JSONP First Timer
You already know ajax is one-man’s-girl, no way to make it work cross-domain(not even subdomain) due to browsers’ same origin policy security restriction. But using ajax is so sleek, you can’t even resist yourself using it under different domains. There is always a way around for everything. Do I sound contradictory? Ajax is based on the XMLHttpRequest and as long as we use it we can’t do cross-domain data transfer. Let’s think something else other than ajax.
We are used to loading images, css, javascript files from other domains and it’s okay if we use any server-side dynamic link as the src, this is a common phenomena on web. For example:
<script type="text/javascript" src="http://www.other-domain.com/dynamic-js.php?id=5&name=Matt"></script>
There is no security restriction including javascript source from different domains, and fortunately enough you can pass GET variables (don’t over-expect for POST) with the url. This is how JSONP (JSON with padding) works, thanks to the open policy for <script> tag. May be you’r already thinking how to implement this idea, hold on! you don’t need to reinvent the wheel.
Here comes jQuery’s $.getJSON(), with this function you can pass url of another domain and get JSON data. Lemme warn you, for the very first time most of you won’t be able to make it work. Here is an example:
$.getJSON("http://www.other-domain.com/dynamic-js.php?id=5&name=Matt&jsoncallback=?",
function(data){
// your code goes here
});
You need to understand this “jsoncallback=?” bit clearly. From your firebug Net panel you can see the “?” is replaced with “jsonp1277557614558″ (random value on each request).

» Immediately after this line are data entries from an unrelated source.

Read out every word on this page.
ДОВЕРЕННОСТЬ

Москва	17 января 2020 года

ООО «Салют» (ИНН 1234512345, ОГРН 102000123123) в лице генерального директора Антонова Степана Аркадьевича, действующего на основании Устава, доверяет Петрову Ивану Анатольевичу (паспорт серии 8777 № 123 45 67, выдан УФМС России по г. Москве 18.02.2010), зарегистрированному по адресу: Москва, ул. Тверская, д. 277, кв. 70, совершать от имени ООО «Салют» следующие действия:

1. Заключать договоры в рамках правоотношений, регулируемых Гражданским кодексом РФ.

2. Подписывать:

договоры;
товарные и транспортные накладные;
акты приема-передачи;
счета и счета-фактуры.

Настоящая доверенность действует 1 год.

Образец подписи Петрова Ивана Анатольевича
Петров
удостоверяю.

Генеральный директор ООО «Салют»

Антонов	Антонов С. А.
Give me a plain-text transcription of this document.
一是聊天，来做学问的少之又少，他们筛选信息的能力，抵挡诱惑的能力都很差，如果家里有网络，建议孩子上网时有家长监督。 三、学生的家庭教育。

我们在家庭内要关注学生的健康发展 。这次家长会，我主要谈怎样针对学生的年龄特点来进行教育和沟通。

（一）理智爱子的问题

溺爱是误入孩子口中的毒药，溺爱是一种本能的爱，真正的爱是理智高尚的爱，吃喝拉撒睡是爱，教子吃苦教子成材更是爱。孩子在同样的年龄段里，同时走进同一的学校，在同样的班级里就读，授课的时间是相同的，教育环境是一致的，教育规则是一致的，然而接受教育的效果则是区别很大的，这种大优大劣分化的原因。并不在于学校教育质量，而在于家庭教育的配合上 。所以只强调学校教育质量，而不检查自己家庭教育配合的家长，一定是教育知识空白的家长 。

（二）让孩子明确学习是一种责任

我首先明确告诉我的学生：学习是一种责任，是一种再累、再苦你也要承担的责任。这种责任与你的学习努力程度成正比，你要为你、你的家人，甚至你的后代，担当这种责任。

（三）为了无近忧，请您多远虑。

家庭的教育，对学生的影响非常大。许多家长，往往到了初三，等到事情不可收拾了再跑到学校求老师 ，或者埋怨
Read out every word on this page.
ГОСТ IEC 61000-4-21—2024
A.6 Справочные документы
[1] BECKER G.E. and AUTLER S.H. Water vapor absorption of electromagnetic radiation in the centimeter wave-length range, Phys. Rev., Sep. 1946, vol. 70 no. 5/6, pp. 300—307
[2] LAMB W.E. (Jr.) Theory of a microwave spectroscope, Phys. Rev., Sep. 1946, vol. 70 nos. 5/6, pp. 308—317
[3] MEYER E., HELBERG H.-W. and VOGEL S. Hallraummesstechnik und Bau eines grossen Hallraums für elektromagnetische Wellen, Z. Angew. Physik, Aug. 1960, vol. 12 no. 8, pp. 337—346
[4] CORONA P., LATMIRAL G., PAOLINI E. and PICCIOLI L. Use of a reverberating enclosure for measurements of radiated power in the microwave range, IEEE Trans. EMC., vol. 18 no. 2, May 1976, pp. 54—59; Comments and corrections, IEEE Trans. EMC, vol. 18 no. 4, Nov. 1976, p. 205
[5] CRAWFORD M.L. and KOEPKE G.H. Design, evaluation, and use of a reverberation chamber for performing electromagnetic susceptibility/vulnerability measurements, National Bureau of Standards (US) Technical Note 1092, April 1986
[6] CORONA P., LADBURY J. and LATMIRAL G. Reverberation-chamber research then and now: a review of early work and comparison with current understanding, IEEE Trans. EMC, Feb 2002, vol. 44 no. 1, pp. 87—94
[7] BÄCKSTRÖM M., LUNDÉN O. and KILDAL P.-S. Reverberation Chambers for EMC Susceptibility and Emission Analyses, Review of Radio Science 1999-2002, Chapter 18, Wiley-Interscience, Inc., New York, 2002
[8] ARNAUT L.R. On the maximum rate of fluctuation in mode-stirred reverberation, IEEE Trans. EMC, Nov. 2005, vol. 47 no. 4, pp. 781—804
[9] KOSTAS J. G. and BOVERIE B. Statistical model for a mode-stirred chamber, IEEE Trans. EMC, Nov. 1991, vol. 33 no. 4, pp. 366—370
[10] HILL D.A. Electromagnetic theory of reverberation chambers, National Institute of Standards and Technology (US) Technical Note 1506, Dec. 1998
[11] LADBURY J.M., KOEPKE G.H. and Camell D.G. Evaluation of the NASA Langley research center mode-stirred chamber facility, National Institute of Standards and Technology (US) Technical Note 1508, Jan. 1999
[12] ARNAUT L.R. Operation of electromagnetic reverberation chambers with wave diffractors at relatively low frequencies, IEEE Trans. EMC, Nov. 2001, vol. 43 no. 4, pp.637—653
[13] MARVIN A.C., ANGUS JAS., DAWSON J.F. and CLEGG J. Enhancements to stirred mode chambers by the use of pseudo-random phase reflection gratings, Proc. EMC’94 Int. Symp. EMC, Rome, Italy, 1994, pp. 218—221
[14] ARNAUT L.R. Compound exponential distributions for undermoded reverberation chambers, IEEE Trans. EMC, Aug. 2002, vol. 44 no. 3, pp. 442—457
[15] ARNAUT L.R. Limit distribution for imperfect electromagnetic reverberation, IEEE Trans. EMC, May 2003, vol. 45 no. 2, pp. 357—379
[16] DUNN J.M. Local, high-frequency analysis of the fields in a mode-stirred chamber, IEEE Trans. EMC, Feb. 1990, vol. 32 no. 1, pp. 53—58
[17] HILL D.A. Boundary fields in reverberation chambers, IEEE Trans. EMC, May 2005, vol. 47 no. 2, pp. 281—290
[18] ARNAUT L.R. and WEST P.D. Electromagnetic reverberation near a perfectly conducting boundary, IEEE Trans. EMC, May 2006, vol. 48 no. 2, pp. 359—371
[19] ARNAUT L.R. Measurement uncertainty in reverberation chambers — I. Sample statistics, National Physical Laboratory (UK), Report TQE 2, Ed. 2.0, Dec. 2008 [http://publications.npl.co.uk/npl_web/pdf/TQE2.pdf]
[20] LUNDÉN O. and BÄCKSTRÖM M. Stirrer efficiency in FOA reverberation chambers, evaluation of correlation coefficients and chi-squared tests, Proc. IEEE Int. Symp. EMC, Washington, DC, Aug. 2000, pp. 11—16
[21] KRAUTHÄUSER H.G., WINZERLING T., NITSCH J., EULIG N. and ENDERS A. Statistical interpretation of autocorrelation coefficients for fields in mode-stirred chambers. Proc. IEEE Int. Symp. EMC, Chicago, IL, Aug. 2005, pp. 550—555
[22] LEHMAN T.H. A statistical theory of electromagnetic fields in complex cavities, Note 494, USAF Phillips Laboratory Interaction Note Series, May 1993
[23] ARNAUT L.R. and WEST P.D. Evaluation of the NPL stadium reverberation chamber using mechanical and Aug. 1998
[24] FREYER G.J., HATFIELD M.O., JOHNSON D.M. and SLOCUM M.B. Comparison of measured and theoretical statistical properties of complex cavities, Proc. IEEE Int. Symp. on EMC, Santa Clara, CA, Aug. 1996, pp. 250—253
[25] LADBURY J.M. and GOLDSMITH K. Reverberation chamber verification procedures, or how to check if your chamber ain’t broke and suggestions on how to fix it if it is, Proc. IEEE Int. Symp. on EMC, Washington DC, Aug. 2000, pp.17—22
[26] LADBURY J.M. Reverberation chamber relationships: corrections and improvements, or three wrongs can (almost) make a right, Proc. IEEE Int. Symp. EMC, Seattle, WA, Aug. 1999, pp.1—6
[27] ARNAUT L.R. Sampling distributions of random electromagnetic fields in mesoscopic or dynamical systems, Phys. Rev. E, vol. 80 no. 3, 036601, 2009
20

The common mistake you’re gonna do is you expect to see something on firebug’s Console tab, but nothing there, once again JSONP is NOT Ajax request. This is merely an external javascript file being added to your document dynamically, if you don’t believe me on your firebug panel click the JS from Net tab to filter out the JS only(marked in the screen-shot above). You’ll definitely see the JSONP url there. This is the client-side part of $.getJSON(). The confusion still remains with the server-side code.
Back to “http://www.other-domain.com/dynamic-js.php?id=5&name=Matt&jsoncallback=?”, the file being called is dynamic-js.php. Put this one line of code in that file:
<?php print_r($_GET); ?>
And check the Response output from firebug’s Net tab. It’ll be something like:
Array
(
[id] => 5
[name] => Matt
[jsoncallback] => jsonp1277557614558
)
In Ajax when the dataType is json the response from server-side script is just the json string:
{
// your json data
}
Here is the most important part, unlike ajax for JSONP the $.getJSON() expects the response like:
jsonp1277557614558({
// your json data here
})
So you must wrap the json output with jsonp1277557614558( ). If you don’t do it the callback will fail silently without any error, which makes it tough to detect the exact problem. Remember the jsonp1277557614558 is a random string. For php the code will be something like this:
<?php
// your code here
// get the output in an array say $output_array
$jc = $_GET['jsoncallback'];
echo $jc . '(' . json_encode($output_array) . ')';
/*
// For ajax response, simply
echo json_encode($output_array);
// is enough
*/
?>
This is the most crucial thing, most programmers do the mistake for their very first time as there is no clear elaboration on $.getJSON documentation page. FYI, json_encode() function is not available on older version of php. You can get the php class from json.org.
Hope your $.getJSON() is now working! :)
Comments, criticism are most welcome.